Vor diesem Hintergrund ist eine Klärung der Beschaffenheit eines möglichen Letzten als Sinnverbürgenden notwendig, wenn der Akt des Sich-darauf-Beziehens human tragbar sein soll.

3) Diese Klärung – dass das Letzte unbedingt für die Menschen und ihr Leben ist – muss sich als reales, rettendes Verhalten des Sinnverbürgenden zur menschlichen geschichtlichen Freiheit in den Diensten ihrer Realisierung und zur Überwindung des Sinnwidrigen inmitten menschlicher Geschichte vollziehen. Diese Klärung – als eschatologisch-antizipatorische Realisierung von Sinn in der Geschichte der Menschen – ist die Offenbarung Gottes in der Geschichte Israels und Jesu Christi, Erweis der Glaubwürdigkeit und Treue des für die Menschen entschiedenen Gottes gegenüber dem Menschen. Diese Offenbarung hat ihre (symbolische) Evidenz in der Weise, wie sie sich in der menschlichen Freiheit Jesu einschreibt, Geschichte und Körper annimmt – insbesondere im österlichen Ereignis von Tod und Auferstehung als Aussetzung dem Sinnwidrigen und dessen antizipatorische Überwindung.

Glaube ist die Haltung, in der diese Vertrauenswürdigkeit gewusst wird („Gott ist ho pistos“) und zum Prinzip der Synthese der eigenen Freiheit gemacht wird – Glaube als Teilhabe an der Weise Jesu Christi, seine Freiheit ausgehend von seinem Gottesbezug (in der Differenz des Sohnes zum Vater) zu leben.

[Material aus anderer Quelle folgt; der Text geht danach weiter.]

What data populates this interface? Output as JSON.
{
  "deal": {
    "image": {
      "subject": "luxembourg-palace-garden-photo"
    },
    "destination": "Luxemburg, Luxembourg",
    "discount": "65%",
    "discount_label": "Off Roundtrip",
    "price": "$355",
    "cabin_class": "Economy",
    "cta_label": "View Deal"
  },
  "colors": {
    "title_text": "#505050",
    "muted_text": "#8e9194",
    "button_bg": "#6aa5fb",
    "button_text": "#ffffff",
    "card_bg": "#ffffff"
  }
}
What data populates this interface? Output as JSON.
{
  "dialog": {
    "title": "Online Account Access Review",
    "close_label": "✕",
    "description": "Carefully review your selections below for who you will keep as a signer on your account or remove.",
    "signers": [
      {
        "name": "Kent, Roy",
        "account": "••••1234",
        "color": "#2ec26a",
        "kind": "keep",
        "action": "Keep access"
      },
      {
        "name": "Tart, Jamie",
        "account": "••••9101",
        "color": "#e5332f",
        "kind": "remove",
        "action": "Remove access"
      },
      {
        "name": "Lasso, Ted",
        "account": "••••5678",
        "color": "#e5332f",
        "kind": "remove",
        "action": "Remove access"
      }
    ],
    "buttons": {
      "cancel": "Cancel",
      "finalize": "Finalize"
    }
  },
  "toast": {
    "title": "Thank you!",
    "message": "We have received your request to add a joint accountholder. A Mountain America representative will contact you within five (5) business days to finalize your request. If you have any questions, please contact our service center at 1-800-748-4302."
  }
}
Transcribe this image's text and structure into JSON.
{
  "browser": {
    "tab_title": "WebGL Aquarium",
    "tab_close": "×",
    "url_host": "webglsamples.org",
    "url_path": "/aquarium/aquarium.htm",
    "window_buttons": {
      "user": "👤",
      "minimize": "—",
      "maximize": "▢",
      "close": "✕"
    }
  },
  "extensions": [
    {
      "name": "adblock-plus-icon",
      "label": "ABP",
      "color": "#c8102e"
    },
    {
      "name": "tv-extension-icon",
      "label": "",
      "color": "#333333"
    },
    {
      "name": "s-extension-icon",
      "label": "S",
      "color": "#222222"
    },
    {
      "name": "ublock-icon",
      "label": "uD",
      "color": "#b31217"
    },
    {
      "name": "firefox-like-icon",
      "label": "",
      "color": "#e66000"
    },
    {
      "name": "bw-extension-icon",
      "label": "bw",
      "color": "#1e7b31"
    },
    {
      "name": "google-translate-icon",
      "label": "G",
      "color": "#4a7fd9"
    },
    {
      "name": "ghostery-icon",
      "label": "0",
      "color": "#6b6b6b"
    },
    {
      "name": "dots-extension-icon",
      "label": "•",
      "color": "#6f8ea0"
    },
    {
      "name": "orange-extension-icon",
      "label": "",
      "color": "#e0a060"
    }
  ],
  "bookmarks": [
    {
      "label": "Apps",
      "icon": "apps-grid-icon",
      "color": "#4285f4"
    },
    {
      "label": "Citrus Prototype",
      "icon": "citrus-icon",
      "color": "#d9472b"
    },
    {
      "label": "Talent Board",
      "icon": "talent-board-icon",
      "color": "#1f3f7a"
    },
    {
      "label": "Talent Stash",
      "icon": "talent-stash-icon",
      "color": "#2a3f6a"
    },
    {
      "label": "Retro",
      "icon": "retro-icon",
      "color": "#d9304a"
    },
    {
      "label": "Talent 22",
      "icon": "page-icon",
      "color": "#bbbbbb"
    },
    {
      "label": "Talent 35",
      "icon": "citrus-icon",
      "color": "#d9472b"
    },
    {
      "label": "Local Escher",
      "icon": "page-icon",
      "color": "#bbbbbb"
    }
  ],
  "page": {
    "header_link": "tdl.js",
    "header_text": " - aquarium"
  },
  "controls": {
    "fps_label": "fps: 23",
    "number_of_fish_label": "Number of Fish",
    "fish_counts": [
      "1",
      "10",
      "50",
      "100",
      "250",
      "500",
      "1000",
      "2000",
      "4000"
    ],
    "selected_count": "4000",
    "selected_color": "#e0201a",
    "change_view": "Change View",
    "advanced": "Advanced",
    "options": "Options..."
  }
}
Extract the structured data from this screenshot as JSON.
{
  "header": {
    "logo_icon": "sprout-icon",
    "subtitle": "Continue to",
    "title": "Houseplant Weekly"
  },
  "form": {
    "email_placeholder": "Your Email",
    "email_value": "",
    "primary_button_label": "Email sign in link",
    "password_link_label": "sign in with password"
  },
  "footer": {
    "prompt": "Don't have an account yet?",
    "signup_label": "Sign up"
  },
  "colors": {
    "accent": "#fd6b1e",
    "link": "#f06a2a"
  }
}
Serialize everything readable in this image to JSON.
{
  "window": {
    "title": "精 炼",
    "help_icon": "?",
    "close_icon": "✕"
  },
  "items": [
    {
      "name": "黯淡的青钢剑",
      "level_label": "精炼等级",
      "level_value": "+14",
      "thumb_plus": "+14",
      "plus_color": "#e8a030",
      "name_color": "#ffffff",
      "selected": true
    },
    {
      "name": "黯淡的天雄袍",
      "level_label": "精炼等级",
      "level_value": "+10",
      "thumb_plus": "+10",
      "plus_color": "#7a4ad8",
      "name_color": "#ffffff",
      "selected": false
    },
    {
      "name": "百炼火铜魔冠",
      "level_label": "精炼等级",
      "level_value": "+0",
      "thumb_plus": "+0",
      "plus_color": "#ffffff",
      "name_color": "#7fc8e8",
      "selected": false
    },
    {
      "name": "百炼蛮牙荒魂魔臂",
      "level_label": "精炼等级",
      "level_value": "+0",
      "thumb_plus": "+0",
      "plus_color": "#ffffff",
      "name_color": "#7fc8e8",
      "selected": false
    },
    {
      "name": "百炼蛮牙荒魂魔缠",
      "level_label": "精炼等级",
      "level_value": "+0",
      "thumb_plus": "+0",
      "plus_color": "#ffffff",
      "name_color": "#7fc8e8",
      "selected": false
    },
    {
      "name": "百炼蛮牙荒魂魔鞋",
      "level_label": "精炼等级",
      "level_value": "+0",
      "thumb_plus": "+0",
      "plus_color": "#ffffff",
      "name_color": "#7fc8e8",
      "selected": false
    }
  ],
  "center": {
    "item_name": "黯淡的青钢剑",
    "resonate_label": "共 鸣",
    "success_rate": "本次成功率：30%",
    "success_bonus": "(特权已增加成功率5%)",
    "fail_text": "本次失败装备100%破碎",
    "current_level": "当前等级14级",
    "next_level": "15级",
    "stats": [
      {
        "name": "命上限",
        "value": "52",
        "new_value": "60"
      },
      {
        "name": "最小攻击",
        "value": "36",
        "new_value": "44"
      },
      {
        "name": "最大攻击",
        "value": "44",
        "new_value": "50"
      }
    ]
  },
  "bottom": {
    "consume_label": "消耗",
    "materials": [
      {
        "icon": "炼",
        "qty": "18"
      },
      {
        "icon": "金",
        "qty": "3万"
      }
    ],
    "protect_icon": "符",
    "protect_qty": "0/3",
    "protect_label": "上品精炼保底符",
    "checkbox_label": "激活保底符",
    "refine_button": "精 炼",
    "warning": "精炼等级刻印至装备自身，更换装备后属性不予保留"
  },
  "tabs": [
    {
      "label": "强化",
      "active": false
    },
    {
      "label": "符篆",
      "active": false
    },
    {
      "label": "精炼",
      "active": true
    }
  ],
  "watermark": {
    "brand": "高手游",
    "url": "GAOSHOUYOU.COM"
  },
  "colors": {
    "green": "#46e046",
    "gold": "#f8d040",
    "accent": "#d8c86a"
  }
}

Die Effektualität des Glaubens besteht jedoch primär in der Freisetzung des menschlichen Lebens auf sich hin, in Entsprechung zur Menschgerichtetheit Gottes (kenotische Exzentrik).
Damit ist das Kriterium des Glaubens nicht das explizite Gottesbekenntnis, sondern das befreite und befreiende Verhältnis zum eigenen Leben und zum Leben anderer.

Vor diesem Hintergrund ist die biblische Rede von einem Glauben, den Jesus bereits wirksam und anwesend erkennt – und als den „Glauben, der rettet“ identifiziert – aufzuwerten. Auffällig ist dabei, dass er diesen Glauben nicht mit der Forderung nach einem expliziten Bekenntnis oder einer expliziten Nachfolge verbindet.

Als Glaube an den Gott, der das (freie) Leben der Menschen will, kann dieser Glaube überall dort wirksam sein, wo die Suche nach einem menschengerechten Leben stattfindet – ohne diese Suche überzubestimmen.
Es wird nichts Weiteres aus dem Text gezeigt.